Influences: The Culture series, Star Trek, The Takeshi Kovacs Trilogy, Fire Upon the Deep.
The Epoch of the Hypnopomps
After their monopoly was broken and they were rejected by spacefaring humanity (now calling itself the Disjuncture), the Navigators (who were once the Psycho-lexicographers) returned to Earth, the one place that had not been under their dominion, bringing their magic with them and calling themselves the Hypnopomps, come to wake old Earth from its slumber. This brings us to our current day here on old Earth. You know the peoples: the Spacers who live apart, cloistered in their orbital pods out in Earth’s rings; the Pel Jin of the sea and the Deepers with their secrets and inherited nanotech running through their veins; the Chems, still slowly dying out; and the Landsiders, descendants of Spacers, Pel Jin, and Hypnopomps - most today have minor psycho-lexical powers known as Cantrips, but few are fully trained Magicians (the term Hypnopomp is still used for the historical people who returned to Earth, but it has fallen out of fashion and is no longer used to refer to current-day spellcasters).

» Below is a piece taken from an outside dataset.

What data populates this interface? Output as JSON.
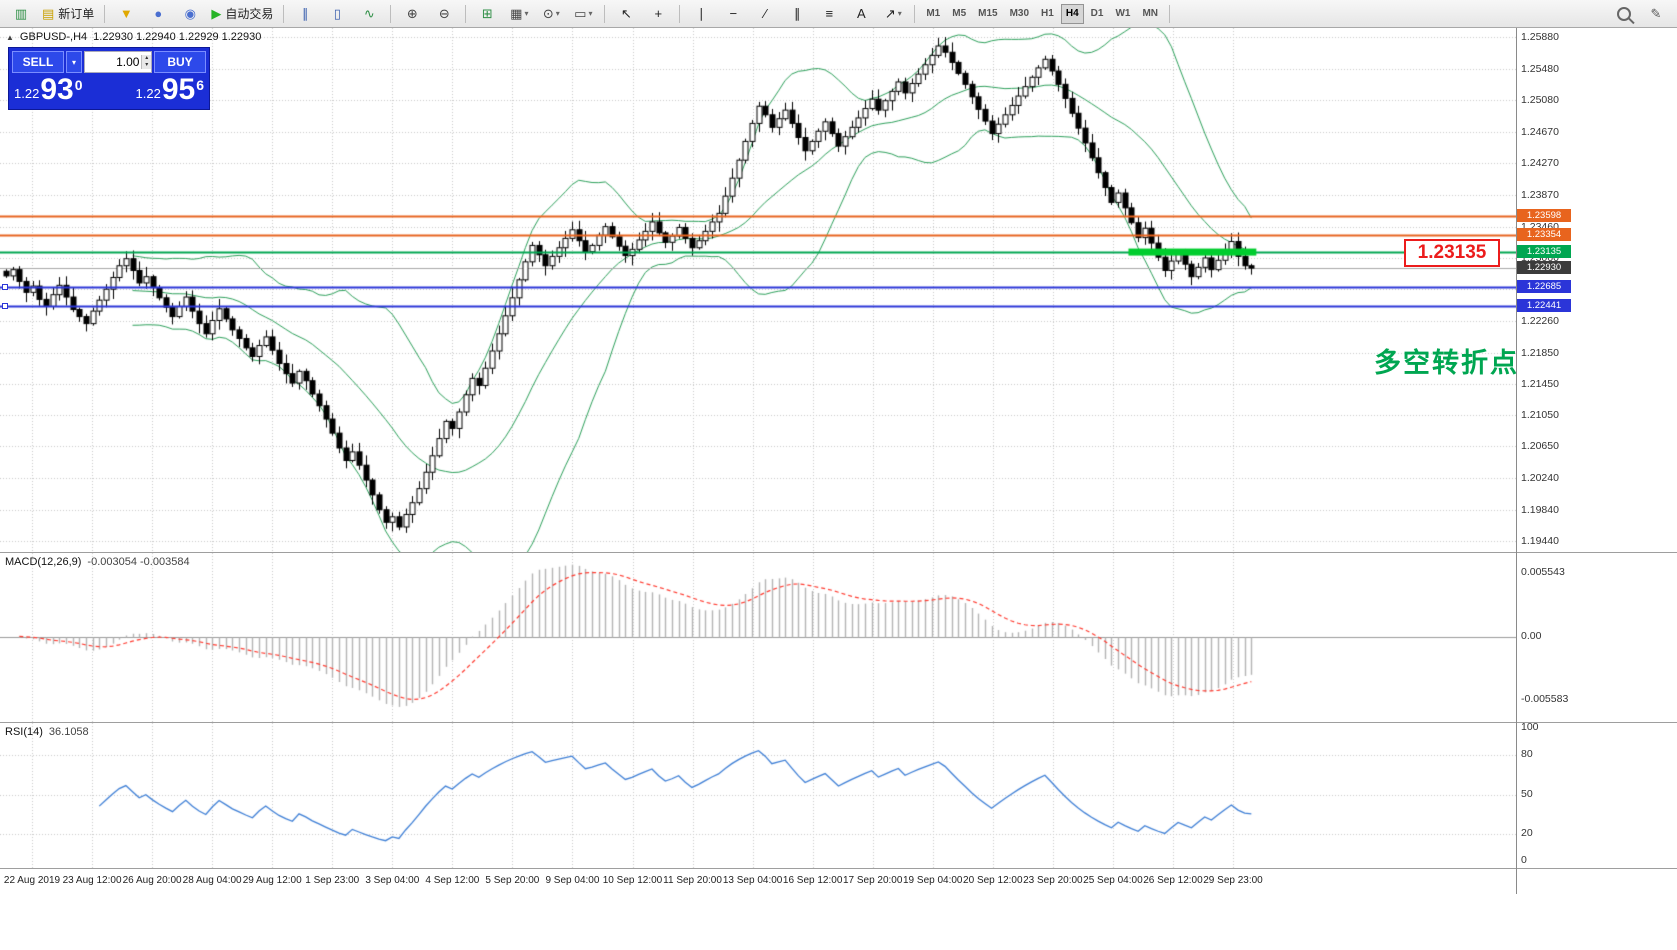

As you well know, there are two other peoples here on Earth: the Shades and the Bodyswappers. They have a shorter history, having been born or discovered in this age. The Shades are the brainchild of Vestippus, a master Hypnopomp. They are the remnants of humans who wished to cheat death by giving up their mortal form and live on only as a kind of magical spell incarnate. The Bodyswappers are humanity’s greatest threat, though they call themselves human. As the name implies, they have the power to forcibly swap bodies with others, allowing them to impersonate and infiltrate anyone they come in contact with. Nobody knows whether they, too, are the creation of a Hypnopomp. Some say that they are the progeny of a long-surviving evil from the distant past, the last descendants of the Epoch of Monsters. They are the reason why the Spacers live apart, why the Landsiders live in fear, and - perhaps - why the Disjuncture will not break the quarantine.
Digging in the Earth you might find… Ancient monsters! Overlord tech! Messages from the past! Strange creations of the hypnopomps! Who knows… perhaps you might even find a remnant of old humanity, surviving under the earth, unaware that it has long been safe to return to the surface.
Influences: Book of the New Sun, The Dying Earth.
The Next Epoch
One day the Disjuncture might return to Earth, ushering in a new Epoch. Or perhaps this is the Final Epoch of Earth and the Bodyswappers will take us all. I’m an optimist, though, and I still have hope for the future.